Monitoring & Observability

~20 min · Advanced Patterns · Alex Xu Vol 2, Ch 5 · DDIA §1

Ref

Primary Source

Alex Xu Vol 2, Chapter 5 — "Metrics Monitoring and Alerting System"

Covers building a scalable metrics collection pipeline, time-series data modeling, storage engine choice, and alerting rules.

What is Observability?

In a large distributed system, components fail constantly. Monitoring helps answer: Is the system working? Observability helps answer: Why is it broken? It is grounded in the Three Pillars:

1. Metrics (What is happening)

Numeric values measured over time.
- Low memory/storage overhead.
- Excellent for real-time alerting.
- Examples: CPU load, QPS, 
  error rates, JVM memory.

2. Logs & Traces (Where / Why)

- Logs: Text events with timestamps. 
  Detailed but expensive to index.
- Traces: End-to-end paths of requests 
  as they traverse microservices.
  Identifies downstream bottlenecks.

SLI vs SLO vs SLA

To measure availability objectively, Google site reliability engineering (SRE) practices define three levels:

SLI (Service Level Indicator): The quantitative measure of service performance.
Example: "The latency of successful HTTP GET requests must be measured."
SLO (Service Level Objective): The target reliability goal defined by your SLIs.
Example: "99.9% of HTTP GET requests must have a latency < 200 ms."
SLA (Service Level Agreement): The legal contract with customers outlining what happens if SLOs are missed (refunds, penalties).
Example: "If availability falls below 99.9%, we credit back 10% of billings."

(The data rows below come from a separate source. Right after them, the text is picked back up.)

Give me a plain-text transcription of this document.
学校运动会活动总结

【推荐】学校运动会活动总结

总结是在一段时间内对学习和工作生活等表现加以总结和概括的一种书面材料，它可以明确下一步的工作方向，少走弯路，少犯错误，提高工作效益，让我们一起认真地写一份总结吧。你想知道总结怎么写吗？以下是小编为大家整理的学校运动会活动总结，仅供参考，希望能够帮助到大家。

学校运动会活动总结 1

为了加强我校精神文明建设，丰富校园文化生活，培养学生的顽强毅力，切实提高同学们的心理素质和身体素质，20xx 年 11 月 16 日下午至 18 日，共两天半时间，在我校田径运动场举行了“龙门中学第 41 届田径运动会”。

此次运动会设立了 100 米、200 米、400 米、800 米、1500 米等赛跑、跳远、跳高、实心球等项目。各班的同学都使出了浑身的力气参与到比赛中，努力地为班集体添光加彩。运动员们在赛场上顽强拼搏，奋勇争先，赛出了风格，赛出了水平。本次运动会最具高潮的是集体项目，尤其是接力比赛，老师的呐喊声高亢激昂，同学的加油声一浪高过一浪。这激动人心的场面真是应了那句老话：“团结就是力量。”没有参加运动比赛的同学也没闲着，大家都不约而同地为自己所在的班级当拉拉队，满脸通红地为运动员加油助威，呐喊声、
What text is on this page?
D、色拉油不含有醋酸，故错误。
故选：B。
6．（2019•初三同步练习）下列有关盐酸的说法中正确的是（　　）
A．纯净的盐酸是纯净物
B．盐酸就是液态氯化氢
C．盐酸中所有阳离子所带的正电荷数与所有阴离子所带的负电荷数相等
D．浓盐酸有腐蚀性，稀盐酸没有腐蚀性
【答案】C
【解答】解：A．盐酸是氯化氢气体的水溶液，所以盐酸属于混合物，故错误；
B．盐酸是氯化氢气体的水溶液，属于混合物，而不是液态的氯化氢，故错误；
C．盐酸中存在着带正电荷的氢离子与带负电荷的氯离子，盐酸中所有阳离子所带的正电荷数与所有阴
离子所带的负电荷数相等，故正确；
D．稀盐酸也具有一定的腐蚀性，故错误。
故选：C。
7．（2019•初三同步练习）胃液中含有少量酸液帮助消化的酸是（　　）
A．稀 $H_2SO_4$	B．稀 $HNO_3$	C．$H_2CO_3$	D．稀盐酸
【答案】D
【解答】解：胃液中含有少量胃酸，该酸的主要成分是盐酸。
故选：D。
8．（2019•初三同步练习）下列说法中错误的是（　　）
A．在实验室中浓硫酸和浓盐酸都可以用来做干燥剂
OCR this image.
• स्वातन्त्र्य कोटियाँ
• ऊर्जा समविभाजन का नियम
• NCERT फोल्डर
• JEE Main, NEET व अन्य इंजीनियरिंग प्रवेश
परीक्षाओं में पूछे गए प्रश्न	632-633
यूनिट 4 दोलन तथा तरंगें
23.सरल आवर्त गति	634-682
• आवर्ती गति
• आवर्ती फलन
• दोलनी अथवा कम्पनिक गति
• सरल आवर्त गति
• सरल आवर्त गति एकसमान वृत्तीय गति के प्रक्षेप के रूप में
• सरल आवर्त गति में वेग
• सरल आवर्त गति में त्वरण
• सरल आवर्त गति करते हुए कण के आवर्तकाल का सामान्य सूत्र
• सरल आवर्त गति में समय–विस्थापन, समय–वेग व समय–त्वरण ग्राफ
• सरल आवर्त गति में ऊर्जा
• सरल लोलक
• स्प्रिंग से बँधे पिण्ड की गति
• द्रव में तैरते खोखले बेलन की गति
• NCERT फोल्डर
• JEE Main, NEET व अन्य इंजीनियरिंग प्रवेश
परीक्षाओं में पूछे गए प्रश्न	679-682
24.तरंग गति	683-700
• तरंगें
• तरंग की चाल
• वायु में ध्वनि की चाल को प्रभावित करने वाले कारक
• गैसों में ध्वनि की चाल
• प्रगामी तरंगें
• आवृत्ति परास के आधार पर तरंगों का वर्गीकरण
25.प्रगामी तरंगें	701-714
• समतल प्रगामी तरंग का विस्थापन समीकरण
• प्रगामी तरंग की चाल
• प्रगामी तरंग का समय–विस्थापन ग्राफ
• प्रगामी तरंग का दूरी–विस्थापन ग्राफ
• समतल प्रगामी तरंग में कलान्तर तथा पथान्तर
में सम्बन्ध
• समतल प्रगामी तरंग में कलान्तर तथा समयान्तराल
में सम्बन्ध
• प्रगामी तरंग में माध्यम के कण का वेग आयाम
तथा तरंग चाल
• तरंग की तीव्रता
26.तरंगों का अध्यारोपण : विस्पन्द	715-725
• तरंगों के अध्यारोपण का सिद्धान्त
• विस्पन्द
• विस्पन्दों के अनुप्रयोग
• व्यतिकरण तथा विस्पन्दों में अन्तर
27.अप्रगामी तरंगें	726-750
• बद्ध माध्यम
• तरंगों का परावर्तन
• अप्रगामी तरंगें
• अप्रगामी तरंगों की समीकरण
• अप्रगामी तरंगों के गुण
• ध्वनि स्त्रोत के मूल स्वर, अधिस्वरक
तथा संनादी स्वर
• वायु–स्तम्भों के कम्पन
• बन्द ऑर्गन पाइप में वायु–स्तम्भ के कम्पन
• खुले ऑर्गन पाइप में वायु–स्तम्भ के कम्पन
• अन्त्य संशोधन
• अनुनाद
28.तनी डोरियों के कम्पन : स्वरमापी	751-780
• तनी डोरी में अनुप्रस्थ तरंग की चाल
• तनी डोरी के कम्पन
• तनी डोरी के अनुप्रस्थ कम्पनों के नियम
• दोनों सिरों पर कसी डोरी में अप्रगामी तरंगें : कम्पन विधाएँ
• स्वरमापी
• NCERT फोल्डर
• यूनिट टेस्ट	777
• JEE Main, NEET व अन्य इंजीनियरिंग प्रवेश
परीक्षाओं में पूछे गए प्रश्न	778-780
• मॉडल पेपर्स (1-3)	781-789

Metrics Pipeline Architecture

A time-series database (TSDB) like Prometheus or InfluxDB stores metrics. They optimize for fast numeric appending and aggregate query performance (e.g. computing average CPU for the last 10 minutes).

Metrics collection pipeline: scraper queries target nodes periodically and saves values in a Time-Series Database

Pull vs Push Models

Pull Model (Prometheus)

Metrics collector initiates HTTP GET 
requests to app endpoints (/metrics) at 
configured intervals.

✓ Simple: targets don't need configuration.
✓ Server controls scraping rate.
✗ Harder to monitor ephemeral serverless 
  jobs (requires a PushGateway middleman).

Push Model (Datadog, StatsD)

App instances actively send TCP/UDP packets 
to a central metrics collector daemon.

✓ Ideal for short-lived cron jobs or lambda 
  functions.
✗ Scale issue: microservice spikes can 
  accidentally DDoS the metrics collector.
✗ Complex agent installation on every host.

Check Your Understanding

1. What is a key characteristic of metrics that distinguishes them from logs?

2. You are writing a legal document guaranteeing a client that your database availability will not drop below 99.99%. What document is this?

3. What database engine type is optimized specifically for writing and querying measurements like CPU load or API counts over time?